Growth stocks are companies that will likely grow their earnings and sales faster than the market average. The Toronto Stock Exchange certainly has a wide range of such options to choose from. However, some are better than others.
Here are three top speculative growth stocks I’ve got my eye on right now.
Top growth stocks: Shopify
Shopify (TSX:SHOP)(NYSE:SHOP) was a stellar Wall Street growth behemoth for several years before the pandemic, as investors looking for ways to play the e-commerce trend. However, growth in the e-commerce sector only accelerated with the pandemic, driving Shopify’s valuation to astronomical levels.
Now, Shopify has done an excellent job of growing into its valuation. Combined with a significant dip of late, this company currently trades at only 26 times earnings. At these levels, the company certainly looks attractive for investors looking for long-term growth. Indeed, this is a stock that traded at a higher price-to-sales multiple just a few years ago.
As e-commerce continues to surge, Shopify remains a top stock investors will want to watch as a long-term buy at these levels.
Lightspeed
Another beaten-up growth stock that’s seen its valuation take a huge hit is Lightspeed (TSX:LSPD)(NYSE:LSPD). Unlike Shopify, Lightspeed isn’t profitable and may take some time to get into the back. Accordingly, with interest rates on the rise, this is a stock many investors don’t want to touch.
That said, the company’s aggressive moves into omnichannel payment platforms for merchants could get a boost from the pandemic reopening. This is a company that has made a number of high-profile acquisitions, targeting e-commerce and other growth sectors as the company expands.

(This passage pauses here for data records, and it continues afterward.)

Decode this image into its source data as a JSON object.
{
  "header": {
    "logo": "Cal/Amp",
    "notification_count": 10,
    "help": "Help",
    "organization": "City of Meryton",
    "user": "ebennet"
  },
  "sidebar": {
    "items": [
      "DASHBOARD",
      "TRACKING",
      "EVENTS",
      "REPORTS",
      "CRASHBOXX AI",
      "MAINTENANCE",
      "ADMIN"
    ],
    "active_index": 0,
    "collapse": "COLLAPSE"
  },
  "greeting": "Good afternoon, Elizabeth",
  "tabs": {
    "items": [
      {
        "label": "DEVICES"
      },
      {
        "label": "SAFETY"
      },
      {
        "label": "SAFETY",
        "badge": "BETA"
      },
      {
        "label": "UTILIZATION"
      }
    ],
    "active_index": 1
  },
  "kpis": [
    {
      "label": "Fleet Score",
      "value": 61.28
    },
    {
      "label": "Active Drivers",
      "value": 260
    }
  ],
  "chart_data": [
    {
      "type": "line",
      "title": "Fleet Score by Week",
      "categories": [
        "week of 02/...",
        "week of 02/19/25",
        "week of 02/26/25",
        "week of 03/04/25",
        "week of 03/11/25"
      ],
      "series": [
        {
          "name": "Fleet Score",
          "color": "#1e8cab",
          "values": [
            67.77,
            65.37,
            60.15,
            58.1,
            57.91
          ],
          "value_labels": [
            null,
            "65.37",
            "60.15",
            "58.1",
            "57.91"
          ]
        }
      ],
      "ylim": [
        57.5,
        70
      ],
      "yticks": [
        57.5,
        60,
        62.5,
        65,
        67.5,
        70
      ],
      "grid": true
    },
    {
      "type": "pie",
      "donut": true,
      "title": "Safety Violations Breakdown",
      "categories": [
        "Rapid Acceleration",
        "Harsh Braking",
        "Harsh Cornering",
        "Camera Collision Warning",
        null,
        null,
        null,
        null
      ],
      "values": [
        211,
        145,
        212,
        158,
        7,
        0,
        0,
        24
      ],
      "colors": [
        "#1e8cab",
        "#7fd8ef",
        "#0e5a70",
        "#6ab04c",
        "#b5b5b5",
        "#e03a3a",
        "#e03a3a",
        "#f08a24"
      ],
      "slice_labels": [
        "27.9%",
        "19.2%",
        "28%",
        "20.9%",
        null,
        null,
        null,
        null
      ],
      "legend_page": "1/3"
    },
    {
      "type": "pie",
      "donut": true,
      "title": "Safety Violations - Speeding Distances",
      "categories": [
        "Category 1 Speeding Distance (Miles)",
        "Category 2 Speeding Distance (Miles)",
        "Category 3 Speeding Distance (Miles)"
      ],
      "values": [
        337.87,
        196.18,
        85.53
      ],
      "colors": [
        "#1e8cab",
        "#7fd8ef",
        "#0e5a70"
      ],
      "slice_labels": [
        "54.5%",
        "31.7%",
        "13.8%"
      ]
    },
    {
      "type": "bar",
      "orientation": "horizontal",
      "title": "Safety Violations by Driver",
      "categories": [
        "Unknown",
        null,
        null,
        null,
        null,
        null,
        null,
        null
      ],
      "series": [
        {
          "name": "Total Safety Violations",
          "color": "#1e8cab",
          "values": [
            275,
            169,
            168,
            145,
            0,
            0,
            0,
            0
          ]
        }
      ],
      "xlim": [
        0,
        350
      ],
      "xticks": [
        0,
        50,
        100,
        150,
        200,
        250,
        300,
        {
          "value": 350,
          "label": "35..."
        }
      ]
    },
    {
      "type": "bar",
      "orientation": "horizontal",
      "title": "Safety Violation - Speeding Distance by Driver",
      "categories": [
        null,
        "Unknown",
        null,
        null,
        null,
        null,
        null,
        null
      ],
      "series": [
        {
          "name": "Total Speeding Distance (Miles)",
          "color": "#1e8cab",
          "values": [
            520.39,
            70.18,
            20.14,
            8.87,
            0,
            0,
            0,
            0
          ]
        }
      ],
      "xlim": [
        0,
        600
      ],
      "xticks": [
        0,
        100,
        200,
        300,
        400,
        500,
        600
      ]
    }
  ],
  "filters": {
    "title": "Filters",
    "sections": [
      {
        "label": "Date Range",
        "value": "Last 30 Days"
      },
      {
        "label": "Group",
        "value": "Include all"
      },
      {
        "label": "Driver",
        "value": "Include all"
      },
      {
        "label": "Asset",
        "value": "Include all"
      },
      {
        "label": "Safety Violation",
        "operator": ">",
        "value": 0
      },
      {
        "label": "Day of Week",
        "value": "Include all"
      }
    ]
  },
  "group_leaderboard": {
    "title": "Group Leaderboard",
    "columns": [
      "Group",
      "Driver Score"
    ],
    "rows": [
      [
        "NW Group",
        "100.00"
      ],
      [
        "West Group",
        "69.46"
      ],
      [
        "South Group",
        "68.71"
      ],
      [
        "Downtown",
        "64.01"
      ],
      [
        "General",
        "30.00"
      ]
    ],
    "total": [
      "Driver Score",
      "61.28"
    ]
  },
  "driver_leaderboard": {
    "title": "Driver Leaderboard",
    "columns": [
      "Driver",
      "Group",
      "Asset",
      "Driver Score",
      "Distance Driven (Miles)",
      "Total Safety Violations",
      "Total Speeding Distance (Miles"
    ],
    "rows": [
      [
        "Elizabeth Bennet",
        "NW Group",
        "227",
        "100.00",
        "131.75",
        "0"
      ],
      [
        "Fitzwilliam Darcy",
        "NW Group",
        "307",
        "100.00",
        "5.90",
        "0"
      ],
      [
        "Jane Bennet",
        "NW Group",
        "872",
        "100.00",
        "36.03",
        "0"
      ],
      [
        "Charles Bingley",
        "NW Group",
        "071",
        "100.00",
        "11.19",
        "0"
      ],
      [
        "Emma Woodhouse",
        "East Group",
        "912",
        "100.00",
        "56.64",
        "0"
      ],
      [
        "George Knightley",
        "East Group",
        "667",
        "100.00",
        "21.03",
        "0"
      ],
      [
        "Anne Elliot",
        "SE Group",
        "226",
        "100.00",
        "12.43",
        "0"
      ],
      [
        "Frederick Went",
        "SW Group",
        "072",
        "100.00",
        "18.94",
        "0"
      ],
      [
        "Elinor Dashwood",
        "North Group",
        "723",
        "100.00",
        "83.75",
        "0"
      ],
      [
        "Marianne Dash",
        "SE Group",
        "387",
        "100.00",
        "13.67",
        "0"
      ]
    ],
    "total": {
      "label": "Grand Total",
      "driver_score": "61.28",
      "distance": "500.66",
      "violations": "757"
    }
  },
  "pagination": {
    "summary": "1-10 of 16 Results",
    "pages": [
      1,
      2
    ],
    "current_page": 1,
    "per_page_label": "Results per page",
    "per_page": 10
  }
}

Whether this expansion will ultimately prove to be profitable is the key question many investors have. Right now, this company’s subscription-based revenue model is valued at its cheapest rate in some time. Accordingly, I would certainly put Lightspeed on the more speculative end of the list of growth stocks that investors may want to add to the watch list right now.
BlackBerry
Another growth stock most investors would call speculative is BlackBerry (TSX:BB)(NYSE:BB). This former smartphone maker turned pure-play software company has been in a turnaround for years. However, the company has yet to find a way to become consistently profitable.
Despite various high-profile partnerships, the company’s software margins remain rather low, and there are a number of issues with this company’s growth profile that investors don’t like.
That said, in the autonomous vehicle software market, BlackBerry remains a leader. Those bullish on the company’s ability to grow its market share in this space may want to give BlackBerry a shot at these levels.